Day 30 Paul’s Priestly Ministry

Day 30 Paul’s Priestly Ministry

I myself am convinced, my brothers, that you yourselves are full of goodness, complete in knowledge and competent to instruct one another. I have written you quite boldly on some points as if to remind you of them again, because of the grace God gave me to be a minister of Christ Jesus to the Gentiles with the priestly duty of proclaiming the gospel of God, so that the Gentiles might become an offering acceptable to God, sanctified by the Holy Spirit.

Therefore I glory in Christ Jesus in my service to God Romans 15:14-17

After the exposition of chapters 1 to 11 and the following exhortation of 12:1 to 15:13, Paul’s first readers might have thought the benedictions of 15:5 and 15:13 were the letter’s conclusion. But the apostle wants to return to his relationship to the Roman church which he began in 1:8-13. He wants them to feel confident in his ministry and understand both why he hasn’t visited them in the past and why he intends to visit them in the future.

But before this can be addressed, another issue needs to be brought to the fore. Paul seems to be experiencing a twinge of apprehension about how his letter has been received. Has he been presumptuous to address a church he neither founded nor has visited? Has he given the impression that he considers their Christianity defective and immature? If so, he would be really hoping what comes next will disarm and reassure them. So he opens his heart about his past, present and future and asks humbly for their prayer covering.

Paul begins expressing his confidence in the Roman Christians. ‘I myself am convinced, my brothers, that you yourselves are full of goodness, filled with knowledge and competent to instruct one another’ (15:14). The word for ‘goodness’ was used for moral goodness of any kind. Paul knows he is not writing to a novice community or to a deeply sinful one, but to one that both knows and practices the faith.

He gives two reasons for writing ‘quite boldly on some points’ (15:15). First, ‘to remind you of (these points) again’ (15:15). The apostles recognised they had been entrusted with the task of ‘formulating’ the gospel and so laying the foundations of the faith. They found themselves often reminding the churches of the original message and calling them back to it (1 Corinthians 15:1ff; Philippians 3:1ff; Hebrews 2:1; 2 Peter 1:12ff; 3:1; 1 John 2:21ff; Jude 3). Secondly, ‘because of the grace God gave me 16 to be a minister of Christ Jesus to the Gentiles’ (15:5,6). Although he didn’t found the church in Rome, Paul had authority to teach its members because of his special calling, by God’s grace alone, to be the apostle to the Gentiles.

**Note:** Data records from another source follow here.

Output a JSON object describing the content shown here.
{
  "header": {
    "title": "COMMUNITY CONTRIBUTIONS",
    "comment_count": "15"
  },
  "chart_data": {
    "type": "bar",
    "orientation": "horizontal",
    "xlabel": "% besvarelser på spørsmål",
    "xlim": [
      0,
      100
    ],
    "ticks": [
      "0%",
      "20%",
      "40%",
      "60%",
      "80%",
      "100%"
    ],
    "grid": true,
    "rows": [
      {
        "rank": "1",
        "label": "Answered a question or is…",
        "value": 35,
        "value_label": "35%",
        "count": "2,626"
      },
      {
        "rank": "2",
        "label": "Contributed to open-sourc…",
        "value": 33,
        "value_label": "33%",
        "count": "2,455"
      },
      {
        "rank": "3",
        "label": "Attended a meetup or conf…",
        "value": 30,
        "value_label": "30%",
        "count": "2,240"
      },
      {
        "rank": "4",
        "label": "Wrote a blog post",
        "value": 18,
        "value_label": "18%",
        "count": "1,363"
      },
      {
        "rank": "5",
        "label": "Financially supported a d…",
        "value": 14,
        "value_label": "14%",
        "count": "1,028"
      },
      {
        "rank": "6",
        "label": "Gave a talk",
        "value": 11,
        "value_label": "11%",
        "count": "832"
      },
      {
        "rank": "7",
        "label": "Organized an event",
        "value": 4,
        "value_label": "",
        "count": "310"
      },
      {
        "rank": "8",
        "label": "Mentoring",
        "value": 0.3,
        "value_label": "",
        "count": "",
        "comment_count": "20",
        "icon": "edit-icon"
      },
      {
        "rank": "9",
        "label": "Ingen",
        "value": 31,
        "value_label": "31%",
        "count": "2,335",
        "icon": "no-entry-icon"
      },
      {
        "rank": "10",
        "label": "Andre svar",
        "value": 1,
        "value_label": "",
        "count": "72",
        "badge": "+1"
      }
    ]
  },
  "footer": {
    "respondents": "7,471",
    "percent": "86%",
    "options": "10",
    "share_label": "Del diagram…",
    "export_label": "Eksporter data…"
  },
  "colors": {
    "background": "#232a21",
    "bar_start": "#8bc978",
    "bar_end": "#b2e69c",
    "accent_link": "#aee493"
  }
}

In 15:16-22 Paul will explain the nature of his ministry, highlighting three features. We begin here with the first.

(1) it is a priestly ministry (15:16,17)

He calls himself ‘a minister of Christ Jesus to the Gentiles with the priestly duty of proclaiming the gospel of God, so that the Gentiles might become an offering acceptable to God, sanctified by the Holy Spirit’ (15:16). Although the word translated ‘minister’ usually meant a public servant (as in 13:6), in biblical literature both the noun and verb are used exclusively of religious, ritual service. In the New Testament they are applied both to the Jewish priesthood (Hebrews 10:11) and of Jesus as the great high priest (Hebrews 8:2). ‘Priestly duty’ was used of those serving as priests, especially in relation to temple sacrifices. The imagery continues with the reference to ‘an offering acceptable to God’ (the common term for sacrifices) and ‘sanctified (used of consecrating sacrifices) by the Holy Spirit.’ Each of these terms, either directly or indirectly, have priestly and sacrificial associations.

Paul sees his missionary work as a priestly ministry because he is able to offer his Gentile converts as living sacrifices to God. Although Gentiles were excluded from the temple in Jerusalem and were not permitted to share in the offering of its sacrifices, through the gospel they themselves become a holy and acceptable offering to God. This significant development fulfilled Isaiah’s prophecy in Isaiah 66:20 that diaspora Jews (of whom Paul was one), would proclaim God’s glory in distant lands and bring people to Jerusalem from all the nations ‘as an offering to the Lord.’

Because God gave Paul this ministry, he can legitimately ‘glory’ in it (15:17). Glorying or boasting can be wrong when we take credit for any achievement but is a right response when God has done the work (5:2,3,11).

So the first way Paul describes his ministry is as a priestly ministry.